Most importantly, though, someone who helps you make an informed decision and then RESPECTS THAT DECISION is an invaluable asset to your new parenting journey.
So where do I find these magical unicorns?
Just kidding. While lactation professionals can help immensely in providing support and education for new parents, we are definitely not magical (though I wish we were). Many infant feeding challenges require time, effort, and dedication to overcome. Unfortunately, there are very few quick and easy fixes in the breastfeeding world. This is why evidence-based education and support are so incredibly important. Any professional supporting you with infant feeding must be willing to spend time planning, following-up, and evaluating the plan of care.
You can start your search for an IBCLC by asking friends, your family doctor, OBGYN, midwife, doula, public health centre, or prenatal educator for recommendations. In Edmonton, the Edmonton Breastfeeding Resource (www.edmontonbreastfeeding.com) lists and links a variety of public and private breastfeeding clinics and independent practices. You should definitely check out the websites and social media of local lactation professionals to help determine of their philosophy and values match yours. And finally, don’t hesitate to schedule a quick phone chat to see if you “click.” You can use this phone conversation to discuss their infection control policy for home visits, their specific process for assessment and plan of care, and their plan for follow-up.
Obviously, I want you to choose me, but there are several excellent IBCLC options out there!
Starting this search during your pregnancy is a great idea. Many IBCLCs offer prenatal breastfeeding education, which I recommend wholeheartedly. Proper education helps create realistic expectations and can give you strategies to identify and manage common challenges. I wish that more people would reach out prenatally. Most of the time, I am contacted by parents who have been having feeding challenges for weeks and are at their wits’ end. Sucj issues can take weeks or even months to resolve. Sometimes, a small investment before you even start your journey can help to prevent major issues down the road.
It’s too late for that- I need help now!
If you are experiencing feeding issues, the IBCLC process involves a one-on-one in-home or online visit. We review any pertinent health and obstetrical history, listen to your concerns, complete applicable physical assessments on mom and baby, observe a feed, and discuss strategies you can undertake to improve your infant feeding experience. These strategies may be simple, requiring small adjustments to positioning, increasing feeding frequency, etc. Or they may be more complex, sometimes involving referrals to other care providers as well as rigorous support and follow-up.

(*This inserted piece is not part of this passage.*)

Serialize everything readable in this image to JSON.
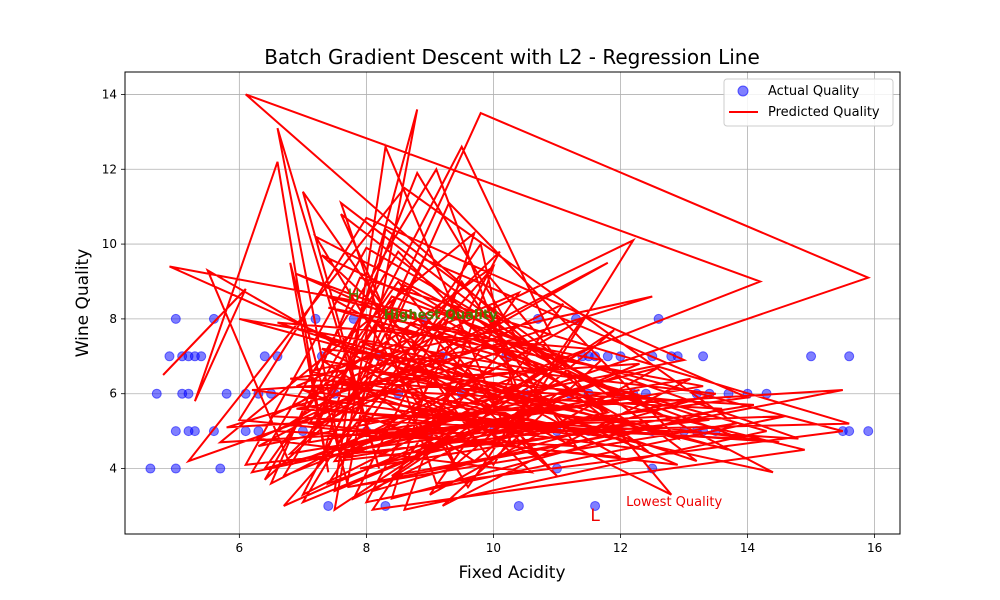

Many private IBCLCs provide follow-up home visits and/or email and telephone follow-up after this initial visit.
Hang in there, baby!
There is so much societal pressure placed on new parents for their parenting decisions, and infant feeding is one of the most hotly debated topics.
Any lactation professional you hire for infant feeding help should support and uplift, be free of judgement, and be willing to work within your goals and lifestyle.
Everyone’s journey is different and there are no right or wrong answers when it comes to making decisions about what is best for you, your baby, and your family. Well, I mean, there are SOME wrong answers- like feeding your infant whole grapes or strapping them into the passenger seat while drag racing down the highway…things like that are unquestionably wrong. In terms of infant feeding, however, when you are mindful of your baby’s growth and development, as well as your goals, support systems, and mental health- there are no wrong answers. Sometimes you just need some meaningful support to help you navigate the numerous options and strategies.
Remember to take a moment, acknowledge the great job you are doing, and never hesitate to ask for help and support!